The climate change fear campaign relies on the sensationalism of the likes of Dr Elizabeth Hanna, an epidemiologist at the ANU, who claims ‘we are at risk of mass-death events… similar to the death tolls due to extreme heat overseas… 70,000 people died in Europe in 2010 due to extreme heat.’
Possibly. But the more likely scenario is that the countries that rely on fossil fuels the most (China, India, Brasil etc) for growth won’t be giving them up anytime soon, and no matter how much carbon we ‘farm’ it won’t make a jot of difference to global greenhouse gas emissions.
Two states, two people
‘Two states for two people’ sounds like a reasonable formula for resolving the Israel/Palestine conflict, and it is one that most fair-minded Australians support. The only impediment to such a practical solution is the Israelis themselves, or so the popular narrative would have it, particularly on the Fairfax/ABC left. For many years now, the oft-voiced assumption has been that Israel is dragging its feet, beholden to its religious ‘extremists’ who hold the balance of power in the Knesset.

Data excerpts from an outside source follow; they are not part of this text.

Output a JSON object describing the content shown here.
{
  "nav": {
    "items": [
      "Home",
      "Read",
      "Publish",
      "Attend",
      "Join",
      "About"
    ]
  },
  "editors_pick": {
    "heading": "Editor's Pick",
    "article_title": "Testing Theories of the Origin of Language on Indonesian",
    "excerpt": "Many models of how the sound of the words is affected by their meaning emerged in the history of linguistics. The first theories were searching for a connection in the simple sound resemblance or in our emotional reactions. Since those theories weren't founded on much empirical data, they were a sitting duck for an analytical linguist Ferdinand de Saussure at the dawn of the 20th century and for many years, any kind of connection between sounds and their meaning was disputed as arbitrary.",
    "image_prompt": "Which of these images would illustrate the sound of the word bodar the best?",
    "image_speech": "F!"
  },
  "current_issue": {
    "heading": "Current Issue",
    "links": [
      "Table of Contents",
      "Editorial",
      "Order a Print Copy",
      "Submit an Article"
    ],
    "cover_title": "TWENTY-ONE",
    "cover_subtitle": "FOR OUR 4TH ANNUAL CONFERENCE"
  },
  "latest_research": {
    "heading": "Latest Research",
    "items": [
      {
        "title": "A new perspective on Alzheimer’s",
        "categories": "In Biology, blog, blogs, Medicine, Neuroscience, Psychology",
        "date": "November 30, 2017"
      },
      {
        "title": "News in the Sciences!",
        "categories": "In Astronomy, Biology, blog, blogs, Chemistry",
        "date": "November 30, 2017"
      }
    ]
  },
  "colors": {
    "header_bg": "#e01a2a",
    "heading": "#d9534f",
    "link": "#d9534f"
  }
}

Unfortunately, it turns out that the ‘two states for two peoples‘ formula recently proposed by Barack Obama was turned down flat – not by Israel but by the Palestinians. The reason? Put simply, the Palestinians will never sign up to any concept that recognizes the right of Jews to have their own country on what they perceive as a Palestinian birthright. In Palestinian eyes, ‘two states’ means one Palestine plus another land next to it that will eventually also belong to Palestine.
If that sounds cynical, rest assured it is the reluctant belief of many top Israeli strategists, and is tacitly implied by the PLO. Indeed, Bob Carr’s actions of acknowledging Palestinian observer status at the UN, only increased the likelihood of never seeing two states, by encouraging the Palestinians to believe they can get 100% of what they want without giving anything up.
Julie Bishop and Tony Abbott (who have already proven their worth as straight shooters on the world stage) need to encourage the Palestinian leadership to face reality and acknowledge the possibility of living next door to a Jewish state. Two states, two people.